Latest S&P Global survey shows a sharp rise in non-oil output at the start of the second quarter of the year was a positive indicator as firms continued to benefit from increased new orders and project work.
“The expansion in activity was the fastest registered since December last year, with just under a quarter of survey respondents seeing output increase since March. New order growth remained on a strong footing during April, despite softening slightly to a three-month low,” according to S&P Global survey.
PMI at 3-month low
The headline seasonally adjusted S&P Global UAE Purchasing Managers’ Index — a composite indicator designed to give an accurate overview of operating conditions in the non-oil private sector economy — fell slightly to a three-month low of 54.6 in April, from 54.8 in March. The index remained firmly above the 50.0 neutral mark, however, to signal a robust improvement in the health of the non-oil sector.

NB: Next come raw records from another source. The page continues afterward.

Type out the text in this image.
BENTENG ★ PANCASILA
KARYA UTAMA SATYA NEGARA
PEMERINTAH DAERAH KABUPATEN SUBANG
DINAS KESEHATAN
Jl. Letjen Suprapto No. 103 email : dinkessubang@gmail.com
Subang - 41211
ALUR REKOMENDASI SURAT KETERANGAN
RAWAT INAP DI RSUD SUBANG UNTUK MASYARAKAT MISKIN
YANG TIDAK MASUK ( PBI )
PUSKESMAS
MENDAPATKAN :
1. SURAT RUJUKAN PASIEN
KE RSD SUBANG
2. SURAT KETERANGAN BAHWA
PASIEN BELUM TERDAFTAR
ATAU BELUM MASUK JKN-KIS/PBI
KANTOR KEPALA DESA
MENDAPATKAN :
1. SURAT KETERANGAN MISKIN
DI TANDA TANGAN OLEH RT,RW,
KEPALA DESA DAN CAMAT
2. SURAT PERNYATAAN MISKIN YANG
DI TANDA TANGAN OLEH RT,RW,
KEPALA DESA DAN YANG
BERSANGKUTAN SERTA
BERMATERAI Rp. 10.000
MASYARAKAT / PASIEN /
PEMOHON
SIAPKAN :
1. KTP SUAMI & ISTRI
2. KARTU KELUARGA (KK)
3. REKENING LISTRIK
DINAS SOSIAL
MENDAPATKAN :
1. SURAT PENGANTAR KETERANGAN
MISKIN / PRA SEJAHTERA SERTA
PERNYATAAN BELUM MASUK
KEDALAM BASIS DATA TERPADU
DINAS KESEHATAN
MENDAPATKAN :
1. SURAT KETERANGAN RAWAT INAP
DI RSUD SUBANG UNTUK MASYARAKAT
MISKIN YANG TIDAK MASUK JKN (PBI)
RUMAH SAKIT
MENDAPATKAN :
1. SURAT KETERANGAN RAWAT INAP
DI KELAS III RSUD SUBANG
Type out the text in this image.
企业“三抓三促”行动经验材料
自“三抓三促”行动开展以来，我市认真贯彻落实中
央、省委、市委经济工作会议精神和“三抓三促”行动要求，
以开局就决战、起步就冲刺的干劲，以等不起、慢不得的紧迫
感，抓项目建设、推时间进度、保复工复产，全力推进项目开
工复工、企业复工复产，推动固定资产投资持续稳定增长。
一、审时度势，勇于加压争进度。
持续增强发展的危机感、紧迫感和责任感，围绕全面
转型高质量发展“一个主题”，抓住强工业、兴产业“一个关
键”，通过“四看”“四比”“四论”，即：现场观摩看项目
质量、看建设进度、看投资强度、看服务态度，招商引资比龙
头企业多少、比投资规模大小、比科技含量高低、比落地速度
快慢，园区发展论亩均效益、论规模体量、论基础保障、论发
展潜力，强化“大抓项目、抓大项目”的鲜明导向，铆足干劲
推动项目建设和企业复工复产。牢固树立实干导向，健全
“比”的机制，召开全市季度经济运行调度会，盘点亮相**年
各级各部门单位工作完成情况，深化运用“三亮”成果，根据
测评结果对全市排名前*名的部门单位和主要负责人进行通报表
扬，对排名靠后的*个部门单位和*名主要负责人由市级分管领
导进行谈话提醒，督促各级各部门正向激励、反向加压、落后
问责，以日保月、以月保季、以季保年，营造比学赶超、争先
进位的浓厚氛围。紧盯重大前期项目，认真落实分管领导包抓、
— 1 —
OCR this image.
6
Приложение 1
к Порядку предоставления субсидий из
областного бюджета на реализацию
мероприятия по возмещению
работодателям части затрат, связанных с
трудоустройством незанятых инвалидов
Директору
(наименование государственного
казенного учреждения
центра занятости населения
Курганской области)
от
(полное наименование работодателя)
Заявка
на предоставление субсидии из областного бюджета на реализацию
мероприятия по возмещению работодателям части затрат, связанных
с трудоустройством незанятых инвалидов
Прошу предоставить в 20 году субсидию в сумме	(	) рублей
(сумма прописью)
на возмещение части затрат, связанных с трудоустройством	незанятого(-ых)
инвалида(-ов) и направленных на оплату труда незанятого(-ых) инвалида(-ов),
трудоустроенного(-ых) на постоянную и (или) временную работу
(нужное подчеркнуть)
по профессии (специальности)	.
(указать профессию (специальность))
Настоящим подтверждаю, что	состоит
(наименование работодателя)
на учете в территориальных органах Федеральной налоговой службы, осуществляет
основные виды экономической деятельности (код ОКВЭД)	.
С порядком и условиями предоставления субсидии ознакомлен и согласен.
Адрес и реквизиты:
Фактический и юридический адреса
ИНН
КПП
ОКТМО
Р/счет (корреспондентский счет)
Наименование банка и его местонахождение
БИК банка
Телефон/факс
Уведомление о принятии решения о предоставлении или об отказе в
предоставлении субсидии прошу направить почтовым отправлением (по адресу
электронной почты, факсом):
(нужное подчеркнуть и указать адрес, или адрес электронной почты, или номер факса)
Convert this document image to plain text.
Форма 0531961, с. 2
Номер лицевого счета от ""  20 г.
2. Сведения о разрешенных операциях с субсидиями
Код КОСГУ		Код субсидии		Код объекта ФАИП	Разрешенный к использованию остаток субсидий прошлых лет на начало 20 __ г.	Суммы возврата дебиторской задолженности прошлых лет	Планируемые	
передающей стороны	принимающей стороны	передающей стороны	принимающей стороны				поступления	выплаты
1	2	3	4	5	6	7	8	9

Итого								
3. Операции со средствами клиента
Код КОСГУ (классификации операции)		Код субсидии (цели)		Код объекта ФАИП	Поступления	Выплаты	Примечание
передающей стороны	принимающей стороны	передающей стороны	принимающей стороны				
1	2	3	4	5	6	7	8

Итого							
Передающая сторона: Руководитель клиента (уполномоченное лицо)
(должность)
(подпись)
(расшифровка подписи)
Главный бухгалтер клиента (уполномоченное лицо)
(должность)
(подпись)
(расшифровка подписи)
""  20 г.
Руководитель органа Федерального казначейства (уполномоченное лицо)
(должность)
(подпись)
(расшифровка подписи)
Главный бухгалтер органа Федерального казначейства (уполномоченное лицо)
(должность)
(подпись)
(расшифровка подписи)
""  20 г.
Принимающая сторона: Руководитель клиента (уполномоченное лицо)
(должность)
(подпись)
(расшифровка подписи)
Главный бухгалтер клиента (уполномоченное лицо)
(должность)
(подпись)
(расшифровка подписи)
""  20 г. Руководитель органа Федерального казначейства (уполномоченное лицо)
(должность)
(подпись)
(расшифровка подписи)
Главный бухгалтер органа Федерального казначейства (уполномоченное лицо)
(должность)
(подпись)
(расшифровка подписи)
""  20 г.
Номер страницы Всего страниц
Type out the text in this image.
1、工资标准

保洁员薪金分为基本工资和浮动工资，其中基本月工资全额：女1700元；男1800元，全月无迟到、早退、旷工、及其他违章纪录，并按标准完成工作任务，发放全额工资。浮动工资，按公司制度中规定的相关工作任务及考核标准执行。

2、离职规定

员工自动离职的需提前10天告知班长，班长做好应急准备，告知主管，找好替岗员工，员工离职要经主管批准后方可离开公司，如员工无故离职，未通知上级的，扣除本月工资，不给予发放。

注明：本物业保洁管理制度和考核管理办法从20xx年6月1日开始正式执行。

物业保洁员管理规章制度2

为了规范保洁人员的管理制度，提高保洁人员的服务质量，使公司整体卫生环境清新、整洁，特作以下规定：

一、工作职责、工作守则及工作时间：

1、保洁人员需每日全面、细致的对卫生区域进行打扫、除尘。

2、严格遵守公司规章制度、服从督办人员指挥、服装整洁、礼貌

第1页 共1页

“Anecdotal evidence suggested that market demand was still recovering from Covid-19 restrictions, while some panellists continued to benefit from increased sales related to the Expo 2020 Dubai. The upturn was particularly marked on the exports side, with the latest data pointing to the fastest rise in foreign new business since January 2021, according to the survey.
Energy cost, material prices up
S&P Global further also indicated that rising energy and material prices in response to the Russia-Ukraine crisis and pandemic-led disruption resulted in a further solid increase in companies’ input costs, prompting firms to raise their selling charges for the first time in nine months. The risk of ongoing inflationary pressures also underlined a drop in business confidence to a four-month low, as well as efforts to stockpile goods and cut labour expenses where possible.
David Owen, economist at S&P Global, said the burden of rising input prices continued to be felt across the UAE non-oil sector in April.
“Cost pressures remained at their highest level for more than three years, driven by rising fuel and material prices, forcing businesses to raise their selling charges for the first time since July last year. The increase will spur greater concern of an inflationary-led dip in demand, particularly as the positive efforts from the pandemic recovery and Expo 2020 fade,” he said.
“For now, businesses continue to enjoy strong sales growth, which allowed them to increase their output at the fastest rate in 2022 so far in April. On the flip side, optimism around future activity slipped to a four-month low as some firms expressed concerns that inflationary pressures and the competitive landscape will make output and profit gains harder to achieve,” Owen added.
Sales growth to continue
S&P Global said firms also looked to boost their purchasing activity and inventories in April, after last month’s data suggested that stockpiling efforts had stalled. Notably, buying levels rose at the second-fastest rate since August 2019.
By contrast, employment numbers were reduced fractionally in the latest survey period as some companies reported efforts to cut labour costs. Limited staff capacity meant that backlogs of work continued to rise solidly, it said.
“Businesses remained confident that sales growth will continue to boost output over the next 12 months. That said, rising inflationary pressures, supply concerns and price-led competition meant that the degree of confidence in future activity slipped to the weakest since last December,” according to S&P Global survey.